Del 1-O a El Prat. Violencia y relativismo

Desde la publicación de la sentencia del 1-O, los “mossos d’Esquadra” andan reprimiendo algaradas varias, desde cortes de carretera hasta ocupaciones del espacio público y algún otro intento de resistencia y ataque a la fuerza pública. Sólo en el Aeropuerto de El Prat, en la jornada del lunes, hubo 131 manifestantes y 40 policías y “mossos” heridos, además de 110 vuelos cancelados y tres detenidos, entre ellos un menor. Es el deber de los “mossos”, se dirá. También lo fue el de las Fuerzas de Seguridad nacionales el 1 de octubre de 2017, cuando cumplieron con las órdenes de impedir un acto tan ilegal como los primeros, como era el de “votar” –más bien hacer como que se votaba- y participar en un levantamiento destinado a subvertir el orden constitucional.

En ninguno de los dos casos se ha tratado de un juego, aunque algunas de las imágenes, las de 2017 y las de antes de ayer, así lo sugieran por ese toque de irrealidad que acaba cobrando todo lo referido al “procés”, como si el nacionalismo catalán se moviera en una dimensión social y cultural propia, ajena a la realidad común del resto de los españoles y los europeos. No es así, sin embargo. Bajo su apariencia pacífica y postmoderna, los actos que se intentó reprimir hace dos años estaban destinados a demoler la base de la convivencia entre españoles. Eso es lo que llevó a las autoridades a recurrir a las Fuerzas de Orden Público.
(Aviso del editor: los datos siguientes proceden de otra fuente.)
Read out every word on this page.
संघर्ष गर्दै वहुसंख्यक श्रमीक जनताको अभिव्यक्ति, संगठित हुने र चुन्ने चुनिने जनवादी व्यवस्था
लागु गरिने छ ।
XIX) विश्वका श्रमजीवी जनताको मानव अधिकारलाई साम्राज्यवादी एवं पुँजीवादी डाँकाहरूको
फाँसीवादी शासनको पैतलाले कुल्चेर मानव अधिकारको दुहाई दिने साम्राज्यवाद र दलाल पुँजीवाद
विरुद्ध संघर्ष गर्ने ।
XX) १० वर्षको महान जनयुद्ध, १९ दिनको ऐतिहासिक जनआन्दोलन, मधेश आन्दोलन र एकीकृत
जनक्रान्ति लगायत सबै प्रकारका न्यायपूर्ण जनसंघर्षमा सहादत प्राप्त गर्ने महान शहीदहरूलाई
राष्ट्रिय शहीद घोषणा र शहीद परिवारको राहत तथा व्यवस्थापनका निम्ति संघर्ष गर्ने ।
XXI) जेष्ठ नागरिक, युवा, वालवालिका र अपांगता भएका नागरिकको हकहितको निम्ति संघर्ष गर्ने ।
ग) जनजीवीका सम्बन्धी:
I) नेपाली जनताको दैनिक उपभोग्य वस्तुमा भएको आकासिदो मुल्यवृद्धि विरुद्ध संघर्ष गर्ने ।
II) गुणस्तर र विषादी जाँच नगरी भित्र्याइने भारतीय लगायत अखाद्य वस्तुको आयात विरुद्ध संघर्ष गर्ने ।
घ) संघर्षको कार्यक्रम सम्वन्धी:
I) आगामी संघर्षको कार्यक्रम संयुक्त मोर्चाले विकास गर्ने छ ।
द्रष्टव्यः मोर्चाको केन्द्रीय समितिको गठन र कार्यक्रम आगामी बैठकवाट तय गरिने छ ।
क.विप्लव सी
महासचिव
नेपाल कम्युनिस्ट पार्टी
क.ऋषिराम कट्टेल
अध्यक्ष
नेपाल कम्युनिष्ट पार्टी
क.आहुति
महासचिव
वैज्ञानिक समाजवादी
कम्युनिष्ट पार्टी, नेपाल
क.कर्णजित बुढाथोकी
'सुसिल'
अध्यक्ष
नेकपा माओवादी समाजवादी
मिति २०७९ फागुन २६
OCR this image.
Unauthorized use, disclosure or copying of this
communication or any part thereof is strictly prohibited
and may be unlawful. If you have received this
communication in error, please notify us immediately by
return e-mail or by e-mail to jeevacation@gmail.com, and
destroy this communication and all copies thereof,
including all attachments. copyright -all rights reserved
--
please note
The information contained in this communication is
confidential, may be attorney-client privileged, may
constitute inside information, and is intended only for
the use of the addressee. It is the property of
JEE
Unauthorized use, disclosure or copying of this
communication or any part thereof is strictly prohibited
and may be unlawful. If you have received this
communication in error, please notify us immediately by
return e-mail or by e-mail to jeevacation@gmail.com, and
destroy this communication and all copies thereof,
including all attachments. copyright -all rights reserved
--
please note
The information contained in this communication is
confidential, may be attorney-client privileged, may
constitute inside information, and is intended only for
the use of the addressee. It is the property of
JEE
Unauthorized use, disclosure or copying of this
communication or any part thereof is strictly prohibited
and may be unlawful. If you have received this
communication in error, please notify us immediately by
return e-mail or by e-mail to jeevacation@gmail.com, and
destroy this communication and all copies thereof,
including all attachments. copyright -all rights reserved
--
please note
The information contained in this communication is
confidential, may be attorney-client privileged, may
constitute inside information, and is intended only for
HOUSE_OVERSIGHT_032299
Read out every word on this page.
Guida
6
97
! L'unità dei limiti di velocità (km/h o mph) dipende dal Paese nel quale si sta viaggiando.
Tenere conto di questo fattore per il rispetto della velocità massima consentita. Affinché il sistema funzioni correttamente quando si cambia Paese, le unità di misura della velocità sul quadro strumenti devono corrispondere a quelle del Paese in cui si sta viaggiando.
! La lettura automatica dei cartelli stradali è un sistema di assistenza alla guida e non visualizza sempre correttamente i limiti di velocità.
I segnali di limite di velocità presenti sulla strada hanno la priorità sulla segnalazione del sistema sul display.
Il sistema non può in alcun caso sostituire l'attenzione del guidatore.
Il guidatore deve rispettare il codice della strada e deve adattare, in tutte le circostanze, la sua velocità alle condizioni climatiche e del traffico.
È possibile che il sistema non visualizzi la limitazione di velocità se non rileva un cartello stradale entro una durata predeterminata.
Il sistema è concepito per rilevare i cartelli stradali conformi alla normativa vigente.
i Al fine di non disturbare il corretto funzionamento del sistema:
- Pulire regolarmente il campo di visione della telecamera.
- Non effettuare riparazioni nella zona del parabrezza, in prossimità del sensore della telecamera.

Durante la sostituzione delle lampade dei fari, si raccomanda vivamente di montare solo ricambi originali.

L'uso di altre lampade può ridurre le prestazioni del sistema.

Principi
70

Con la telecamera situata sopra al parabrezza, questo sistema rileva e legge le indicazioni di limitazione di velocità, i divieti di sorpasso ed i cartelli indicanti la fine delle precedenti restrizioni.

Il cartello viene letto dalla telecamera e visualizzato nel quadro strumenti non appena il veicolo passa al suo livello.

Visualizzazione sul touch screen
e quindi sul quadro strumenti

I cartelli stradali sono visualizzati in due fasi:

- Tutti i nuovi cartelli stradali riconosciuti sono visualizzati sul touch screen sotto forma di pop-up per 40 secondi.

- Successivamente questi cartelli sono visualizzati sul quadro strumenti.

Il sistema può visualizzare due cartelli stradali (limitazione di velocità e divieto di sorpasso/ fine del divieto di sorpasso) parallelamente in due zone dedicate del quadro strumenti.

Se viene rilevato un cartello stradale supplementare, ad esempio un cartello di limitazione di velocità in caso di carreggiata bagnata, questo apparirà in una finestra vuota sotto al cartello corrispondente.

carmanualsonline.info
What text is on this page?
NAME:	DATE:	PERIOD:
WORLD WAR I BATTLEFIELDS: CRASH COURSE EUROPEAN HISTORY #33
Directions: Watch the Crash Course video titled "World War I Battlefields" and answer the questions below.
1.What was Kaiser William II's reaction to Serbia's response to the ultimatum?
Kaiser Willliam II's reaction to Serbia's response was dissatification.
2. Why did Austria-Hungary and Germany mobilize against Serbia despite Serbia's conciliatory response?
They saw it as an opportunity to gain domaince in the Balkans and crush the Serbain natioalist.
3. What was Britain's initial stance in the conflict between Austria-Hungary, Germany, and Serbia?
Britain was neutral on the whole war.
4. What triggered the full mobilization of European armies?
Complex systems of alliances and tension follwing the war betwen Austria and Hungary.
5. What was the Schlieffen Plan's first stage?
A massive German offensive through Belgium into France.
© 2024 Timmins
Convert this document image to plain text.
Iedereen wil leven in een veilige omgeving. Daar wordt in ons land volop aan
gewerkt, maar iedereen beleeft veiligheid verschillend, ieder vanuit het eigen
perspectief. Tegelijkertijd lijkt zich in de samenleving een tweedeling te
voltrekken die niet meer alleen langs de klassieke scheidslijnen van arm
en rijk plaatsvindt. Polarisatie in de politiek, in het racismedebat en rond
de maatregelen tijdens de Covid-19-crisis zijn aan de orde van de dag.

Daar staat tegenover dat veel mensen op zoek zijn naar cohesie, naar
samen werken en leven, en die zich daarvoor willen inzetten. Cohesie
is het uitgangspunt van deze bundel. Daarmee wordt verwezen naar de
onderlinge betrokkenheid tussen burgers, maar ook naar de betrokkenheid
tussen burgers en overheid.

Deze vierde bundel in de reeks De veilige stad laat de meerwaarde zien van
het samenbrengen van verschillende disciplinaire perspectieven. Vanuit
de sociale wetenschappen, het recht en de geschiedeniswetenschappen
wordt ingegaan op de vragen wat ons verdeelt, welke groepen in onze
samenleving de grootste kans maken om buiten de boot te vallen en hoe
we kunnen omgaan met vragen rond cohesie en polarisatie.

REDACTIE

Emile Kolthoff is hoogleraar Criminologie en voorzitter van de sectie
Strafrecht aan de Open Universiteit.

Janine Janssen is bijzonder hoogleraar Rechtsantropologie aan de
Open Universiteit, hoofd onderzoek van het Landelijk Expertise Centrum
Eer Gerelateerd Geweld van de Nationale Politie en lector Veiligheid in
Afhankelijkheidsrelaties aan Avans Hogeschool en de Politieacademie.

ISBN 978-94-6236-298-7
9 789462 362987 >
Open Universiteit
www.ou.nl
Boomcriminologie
En cuanto a los hechos de estos días, son acciones destinadas a perturbar el orden público y promover la idea de que Cataluña –así, a bulto: más o menos, el pueblo catalán- se ha alzado contra una sentencia que vendría a ser el auténtico foco del desorden. Claro que lo lógico, en tal caso, sería mandar a los “mossos” a aporrear a los integrantes de la Sala Segunda del Tribunal Supremo. Como no se atreven a tanto, lo que se ha intentado es equilibrar exquisitamente los altercados y la represión, palabra horrenda donde las haya en el oasis feliz del nacionalismo catalán.

Equilibrio imposible, como se vio en El Prat, y renovación de las consecuencias de esa fantasía que es intentar subvertir un Estado sin violencia, una utopía que Cataluña ha vivido ya varias veces y siempre, aunque en grado diverso, con las mismas consecuencias de enfrentamientos entre catalanes. Y es que los que apelan y animan el levantamiento de las “masas” son los mismos que deben encargarse de reprimirlos en virtud de las competencias que les otorga ese ordenamiento constitucional que tanto detestan.

Nada de esto ha impedido nunca aplicar distintas varas de medir a situaciones que no dejan de ser paralelas, ya que no idénticas.  El fundador del nacionalismo, el francés Maurice Barrès, lo definió como una “forma de relativismo”. La frase suele sorprender, pero aquí se entiende muy bien. Cuando los supuestos valores de la nación catalana contradicen los derechos universales (como lo hicieron los de Francia, también supuestos, en el Caso Dreyfus), priman los primeros. Hay una violencia aceptable, como la que los representantes del espíritu nacional causaron a más de un centenar de personas en El Prat, y también la habrá repugnante, que es cuando esos mismos actos de fuerza se ejercen contra quienes encarnan ese espíritu. Claro que todo esto ya está más que estudiado y se podría decir, si en estos días no fuera algo parecido a una broma, visto para sentencia.